Consumption in India is growing
India is currently the world's fastest-growing economy despite slowing growth in government spending and investment. Consumption is growing rapidly and this was the main driver of development last year.
“India's GDP data for the third quarter of fiscal 2026 (and the fourth quarter of the calendar year) and the second preliminary estimate for fiscal year 2026 exceeded 7.5%, slightly exceeding our expectations. Importantly, the main GDP trends in the new data series are not materially different from those in the old series, suggesting continuity in the growth narrative rather than statistical distortion,” Sujan Hajra, chief economist and executive director at Anand Rathi Group, told Reuters Mumbai.

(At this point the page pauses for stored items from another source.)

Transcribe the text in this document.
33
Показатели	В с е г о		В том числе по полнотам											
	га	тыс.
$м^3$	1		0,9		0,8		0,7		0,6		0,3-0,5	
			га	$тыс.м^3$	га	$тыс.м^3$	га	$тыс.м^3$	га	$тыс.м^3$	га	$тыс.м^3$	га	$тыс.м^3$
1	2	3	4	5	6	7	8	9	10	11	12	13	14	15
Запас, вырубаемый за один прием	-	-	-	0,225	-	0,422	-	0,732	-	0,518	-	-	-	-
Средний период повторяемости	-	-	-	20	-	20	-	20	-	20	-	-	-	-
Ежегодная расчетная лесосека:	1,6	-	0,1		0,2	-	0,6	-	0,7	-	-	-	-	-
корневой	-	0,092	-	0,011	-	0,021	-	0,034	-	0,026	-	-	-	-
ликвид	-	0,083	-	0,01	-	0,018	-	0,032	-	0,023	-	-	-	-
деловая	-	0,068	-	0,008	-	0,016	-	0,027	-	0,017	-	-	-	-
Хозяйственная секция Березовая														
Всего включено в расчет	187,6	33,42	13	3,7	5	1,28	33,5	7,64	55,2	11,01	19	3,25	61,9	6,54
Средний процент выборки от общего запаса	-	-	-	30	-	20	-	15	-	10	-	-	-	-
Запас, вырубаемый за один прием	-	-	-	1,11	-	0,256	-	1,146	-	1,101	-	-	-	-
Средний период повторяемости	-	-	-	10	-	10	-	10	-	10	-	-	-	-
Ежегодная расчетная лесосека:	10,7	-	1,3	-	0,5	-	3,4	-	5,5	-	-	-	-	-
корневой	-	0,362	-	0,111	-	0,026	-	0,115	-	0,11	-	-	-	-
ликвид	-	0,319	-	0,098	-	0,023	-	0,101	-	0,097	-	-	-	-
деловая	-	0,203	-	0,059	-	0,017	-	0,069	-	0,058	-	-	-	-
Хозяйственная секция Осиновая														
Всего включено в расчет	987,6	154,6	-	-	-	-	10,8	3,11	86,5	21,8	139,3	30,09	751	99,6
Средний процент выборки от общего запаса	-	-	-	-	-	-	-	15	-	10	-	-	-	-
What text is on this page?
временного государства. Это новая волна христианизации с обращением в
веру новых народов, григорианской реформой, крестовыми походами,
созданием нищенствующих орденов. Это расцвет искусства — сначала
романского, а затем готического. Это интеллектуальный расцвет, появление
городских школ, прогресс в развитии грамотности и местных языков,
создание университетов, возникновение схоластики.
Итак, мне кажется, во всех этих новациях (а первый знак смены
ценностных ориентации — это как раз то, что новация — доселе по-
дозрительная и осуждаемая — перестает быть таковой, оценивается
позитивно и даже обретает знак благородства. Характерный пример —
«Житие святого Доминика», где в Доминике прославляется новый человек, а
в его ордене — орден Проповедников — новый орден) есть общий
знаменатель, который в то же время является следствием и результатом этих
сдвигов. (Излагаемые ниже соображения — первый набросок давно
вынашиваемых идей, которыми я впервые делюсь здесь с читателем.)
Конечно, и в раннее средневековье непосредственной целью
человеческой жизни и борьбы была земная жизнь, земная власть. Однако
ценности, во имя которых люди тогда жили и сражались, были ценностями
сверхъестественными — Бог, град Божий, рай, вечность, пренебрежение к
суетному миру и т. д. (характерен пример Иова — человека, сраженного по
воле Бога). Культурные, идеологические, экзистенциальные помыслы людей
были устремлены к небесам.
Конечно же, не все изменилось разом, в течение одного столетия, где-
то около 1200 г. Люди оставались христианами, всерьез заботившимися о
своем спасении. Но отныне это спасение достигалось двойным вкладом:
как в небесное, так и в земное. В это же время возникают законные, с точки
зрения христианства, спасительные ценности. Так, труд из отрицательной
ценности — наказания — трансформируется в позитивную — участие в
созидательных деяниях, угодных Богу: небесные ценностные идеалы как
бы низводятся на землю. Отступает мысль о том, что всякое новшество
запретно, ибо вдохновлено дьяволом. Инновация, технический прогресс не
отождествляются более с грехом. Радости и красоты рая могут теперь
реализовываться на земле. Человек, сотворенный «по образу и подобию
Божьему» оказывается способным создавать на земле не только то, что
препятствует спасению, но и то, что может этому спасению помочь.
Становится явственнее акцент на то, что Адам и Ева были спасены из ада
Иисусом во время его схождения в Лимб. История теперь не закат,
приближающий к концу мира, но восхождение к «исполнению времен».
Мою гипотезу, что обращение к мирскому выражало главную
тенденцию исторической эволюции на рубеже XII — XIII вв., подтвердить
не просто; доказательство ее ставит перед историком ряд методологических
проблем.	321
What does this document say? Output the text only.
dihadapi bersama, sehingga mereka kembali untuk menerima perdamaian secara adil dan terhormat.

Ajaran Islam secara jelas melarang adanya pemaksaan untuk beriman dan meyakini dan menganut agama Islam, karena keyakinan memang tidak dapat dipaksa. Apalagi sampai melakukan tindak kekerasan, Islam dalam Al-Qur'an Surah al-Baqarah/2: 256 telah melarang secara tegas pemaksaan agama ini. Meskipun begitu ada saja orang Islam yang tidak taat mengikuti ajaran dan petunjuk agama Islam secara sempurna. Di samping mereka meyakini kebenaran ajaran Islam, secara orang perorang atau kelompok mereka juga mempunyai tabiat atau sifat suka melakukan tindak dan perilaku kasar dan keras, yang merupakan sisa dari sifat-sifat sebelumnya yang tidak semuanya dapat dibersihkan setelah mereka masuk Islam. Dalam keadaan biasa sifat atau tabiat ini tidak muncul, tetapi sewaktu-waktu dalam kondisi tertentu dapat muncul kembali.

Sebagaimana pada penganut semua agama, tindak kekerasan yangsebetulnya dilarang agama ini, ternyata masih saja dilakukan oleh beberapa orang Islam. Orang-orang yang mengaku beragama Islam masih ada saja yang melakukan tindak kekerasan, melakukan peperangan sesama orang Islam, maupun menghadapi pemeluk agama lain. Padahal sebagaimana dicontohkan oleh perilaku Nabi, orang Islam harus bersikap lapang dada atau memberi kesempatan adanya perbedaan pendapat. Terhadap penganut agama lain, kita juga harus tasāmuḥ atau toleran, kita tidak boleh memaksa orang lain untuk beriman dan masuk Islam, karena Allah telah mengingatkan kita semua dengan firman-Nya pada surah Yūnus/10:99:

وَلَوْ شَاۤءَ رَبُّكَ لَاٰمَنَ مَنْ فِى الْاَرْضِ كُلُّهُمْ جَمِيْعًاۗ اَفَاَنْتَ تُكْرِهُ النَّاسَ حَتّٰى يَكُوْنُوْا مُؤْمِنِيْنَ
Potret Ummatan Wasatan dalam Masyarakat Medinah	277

“These better-than-expected data have clear market implications. In the case of stocks, a better growth impulse strengthens corporate earnings prospects, especially in cyclical and domestic demand-oriented sectors. In the case of the debt market, stronger real growth – even with moderate nominal expansion – improves the prospects for public finances, supporting tax collections and reducing the risk of fiscal slippage,” he said.
Alexandra Hermann, chief economist at Oxford Economics from the UK, pointed out that strong demand driving up core inflation increases the risk of a rate increase before the end of 2026. This may slow down further growth and the fight for higher places in the global hierarchy.